Tornado Scare: ‘We heard the noise — like a train. A big, loud train.’

Hurricane Hanna spawned a tornado that left behind damages at two different locations in Brownsville when the storm passed through South Texas over the weekend.

A tornado touched down early Sunday morning near the Brownsville-South Padre Island International Airport, tearing off the roofs of several houses, damaging others, and blowing down trees and power lines.

Officials said the same tornado dipped down in the Southmost area of town, also early Sunday morning.

Damage done to several properties in a rural section of Southmost went mostly unreported until this week. Guadalupe Castillo, who built his house on Del Rio Road 30 years ago, said a phone alert jolted him and his wife from bed at 3:45 a.m. on Sunday morning.

“We couldn’t use the phone, it was locked; we couldn’t call anybody. We just tried to drop down because we heard the noise — like a train. A big, loud train. The house shook. One of the porch beams fell down,” said Castillo at his home on Tuesday.

“My whole life, this is the first tornado that I’ve heard close. We tried to get in the bathroom and dropped on the floor. We were scared. My wife started crying, shaking,” he said.

The tornado easily could have lifted Castillo’s home right off its raised foundation. Instead, the cyclone uprooted trees, burying the roots of one the wind snapped in half deep in the mud of Castillo’s yard.

Several structures were damaged, including a chicken coop, which Castillo said was hit by a flying trampoline. The trampoline still sat upside down at the back of his property on Tuesday. A trailer belonging to his daughter was flipped on its side.

Next door, a swing set purchased for Castillo’s granddaughter sat in pieces. He said the tornado also knocked down a chain link fence along his property, which had been temporarily fixed using metal poles.

According to Brownsville Fire Chief Jarrett Sheldon, the National Weather Service in Brownsville confirmed the touchdown of an EF0 tornado in the area. The fire department received an emergency call at 3:30 a.m. on Sunday regarding a house that lost its roof.

“Witnesses told us there was a possible tornado that touched down in the area. There was damage to some of the buildings near the airport and it looks like the tornado went parallel to N Iowa, tearing the roofs off of some of the houses, damaging roofs, breaking trees, and downing some power lines,” said Sheldon.
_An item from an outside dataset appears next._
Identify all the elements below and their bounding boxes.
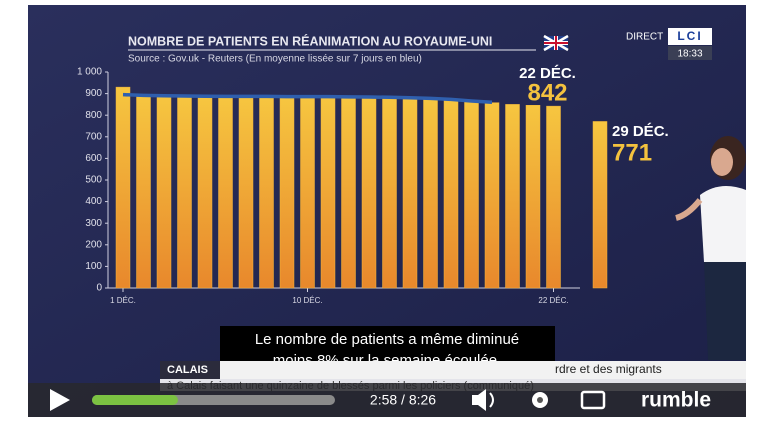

“Fortunately, there were no injuries or deaths reported with that tornado. Our truck responded and we went out and did some damage assessment with our drone team, as well.”

The department put those affected in touch with the American Red Cross. Brownsville Police Department and Public Works also responded to help clean up the area. On Tuesday, Sheldon said the department was sending a team out to the Southmost area to assess the reported damage.

As for flooding caused by Hurricane Hanna — the department confirmed there was only one incident in which first responders had to evacuate a resident from a home. Most of the damage across town involved downed power lines and telephone poles, Sheldon said.

Across the street from Castillo’s house, the neighbor’s chain-link fence was knocked to the ground. Behind it stood another neighbor’s semi trailer that flipped 180 degrees during the storm.

Prior to the tornado’s touchdown, it had been parked with its door facing the opposite direction, in front of the fence.

On Tuesday, the trailer stood approximately 20 feet behind the fence, embedded in a towering tree on the neighbor’s property. The branches punched a hole through the trailer’s metal walls.

Back at his home, Castillo showed a section of his home’s porch that had to be nailed down, as the wooden floor was lifted off its foundation. He hopes to repair the porch pole soon out of fear that more inclement weather could literally blow his home off its foundation.

According to an update from Mayor Trey Mendez, residents should call 546-HELP or download the Access Brownsville app to report damage. “Any debris can be placed in the right of way for pick-up by Republic and or Public Works. The city is unable to enter private property,” wrote Mendez.

“If you have homeowner’s insurance and sustained damages, contact them as soon as possible with photos and supporting documentation.”

Mayor Mendez on Sunday issued a disaster declaration, allowing homeowners to access both federal and state resources to help with damage.